Justiça aceita denúncia e prefeito de Pinheiro vira réu por suposto crime de corrupção

Denúncia do MPF aponta gestor e outras seis pessoas como autores de possíveis desvios na gestão da cidade

José Linhares Jr, com informações do TRF1

Luciano Genésio tem reafirmado sua inocência desde o início das acusações e investigações sobre supostas práticas na gestão de Pinheiro
Luciano Genésio tem reafirmado sua inocência desde o início das acusações e investigações sobre supostas práticas na gestão de Pinheiro (Reprodução)

PINHEIRO - O prefeito de Pinheiro, Luciano Genésio, deve responder processo pela prática de crimes de responsabilidade, lavagem de capitais e organização criminosa por delitos cometidos entre os anos de 2017 e 2021. O processo deve seguir após o Tribunal Regional Federal da 1ª Região (TRF1) receber denúncia apresentada pelo Ministério Público Federal (MPF) contra ele e outras seis pessoas. Desde o início das operações e eventos que apontam o seu envolvimento no caso, o prefeito tem reafirmado sua inocência. 

Oferecida em 2022, a peça do Ministério Público aponta fraudes em procedimentos licitatórios relacionados à prestação de bens e serviços, bem como para a realização de obras de urbanização no município de Pinheiro, sendo parte dos recursos desviados oriundos do Fundo de Manutenção e Desenvolvimento da Educação Básica (Fundeb).

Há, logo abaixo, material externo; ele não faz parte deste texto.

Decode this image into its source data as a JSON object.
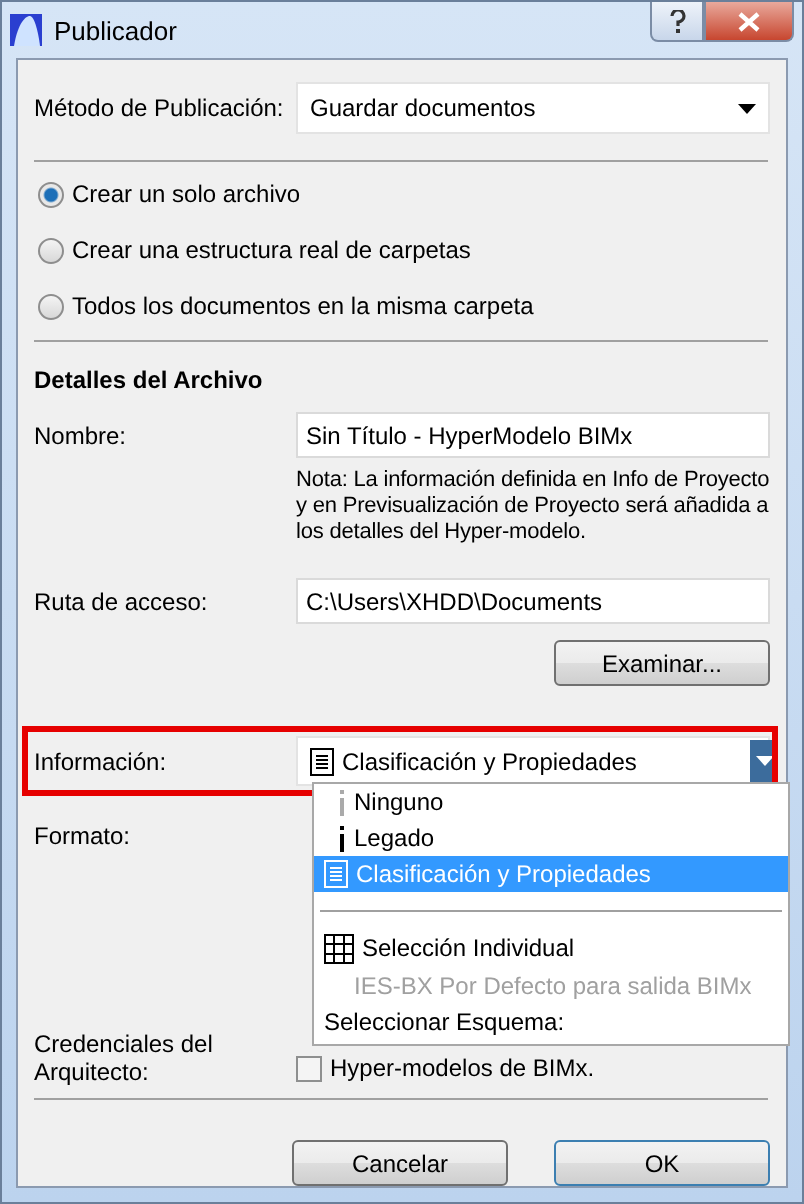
{
  "window": {
    "title": "Publicador"
  },
  "method": {
    "label": "Método de Publicación:",
    "value": "Guardar documentos"
  },
  "radios": [
    {
      "label": "Crear un solo archivo",
      "selected": true
    },
    {
      "label": "Crear una estructura real de carpetas",
      "selected": false
    },
    {
      "label": "Todos los documentos en la misma carpeta",
      "selected": false
    }
  ],
  "details": {
    "heading": "Detalles del Archivo",
    "name_label": "Nombre:",
    "name_value": "Sin Título - HyperModelo BIMx",
    "note": "Nota: La información definida en Info de Proyecto y en Previsualización de Proyecto será añadida a los detalles del Hyper-modelo.",
    "path_label": "Ruta de acceso:",
    "path_value": "C:\\Users\\XHDD\\Documents",
    "browse_button": "Examinar..."
  },
  "information": {
    "label": "Información:",
    "value": "Clasificación y Propiedades",
    "highlighted": true,
    "expanded": true,
    "options": [
      {
        "kind": "info",
        "label": "Ninguno",
        "selected": false,
        "disabled": false
      },
      {
        "kind": "info",
        "label": "Legado",
        "selected": false,
        "disabled": false
      },
      {
        "kind": "document",
        "label": "Clasificación y Propiedades",
        "selected": true,
        "disabled": false
      },
      {
        "kind": "separator"
      },
      {
        "kind": "grid",
        "label": "Selección Individual",
        "selected": false,
        "disabled": false
      },
      {
        "kind": "plain",
        "label": "IES-BX Por Defecto para salida BIMx",
        "selected": false,
        "disabled": true
      },
      {
        "kind": "header",
        "label": "Seleccionar Esquema:",
        "selected": false,
        "disabled": false
      }
    ]
  },
  "format": {
    "label": "Formato:"
  },
  "credentials": {
    "label": "Credenciales del Arquitecto:",
    "checkbox_text": "Hyper-modelos de BIMx.",
    "checked": false
  },
  "buttons": [
    {
      "label": "Cancelar",
      "default": false
    },
    {
      "label": "OK",
      "default": true
    }
  ]
}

Segundo o MPF, os contratos investigados ultrapassam o valor R$ 11 milhões e há evidências da permanência do esquema delituoso nos dias atuais.

No ocaso da aceitação da denúncia, o juiz federal Pablo Zuniga Dourado aceitou a validade dos elementos apresentados pelo Ministério Público que apontam a suposta “existência de uma organização criminosa, estável e bem delimitada”. Ela seria dividida em dois núcleos de atuação: o núcleo político, liderado pelo prefeito Luciano Genésio, e seu irmão Lúcio André Silva Soares; o núcleo empresarial formado por Danilo Jorge Trinta Abreu Júnior e Renato Serra Trinta Abreu; além de Mariana Aroucha da Silva, Rafael Cunha Shimuk e Felipe Augusto Santos Mendes, que teriam atuado como beneficiários e intermediários financeiros.

Após a aceitação da denúncia, será realizada a instrução criminal, com a intimação das partes para defesa prévia, oitiva de testemunha.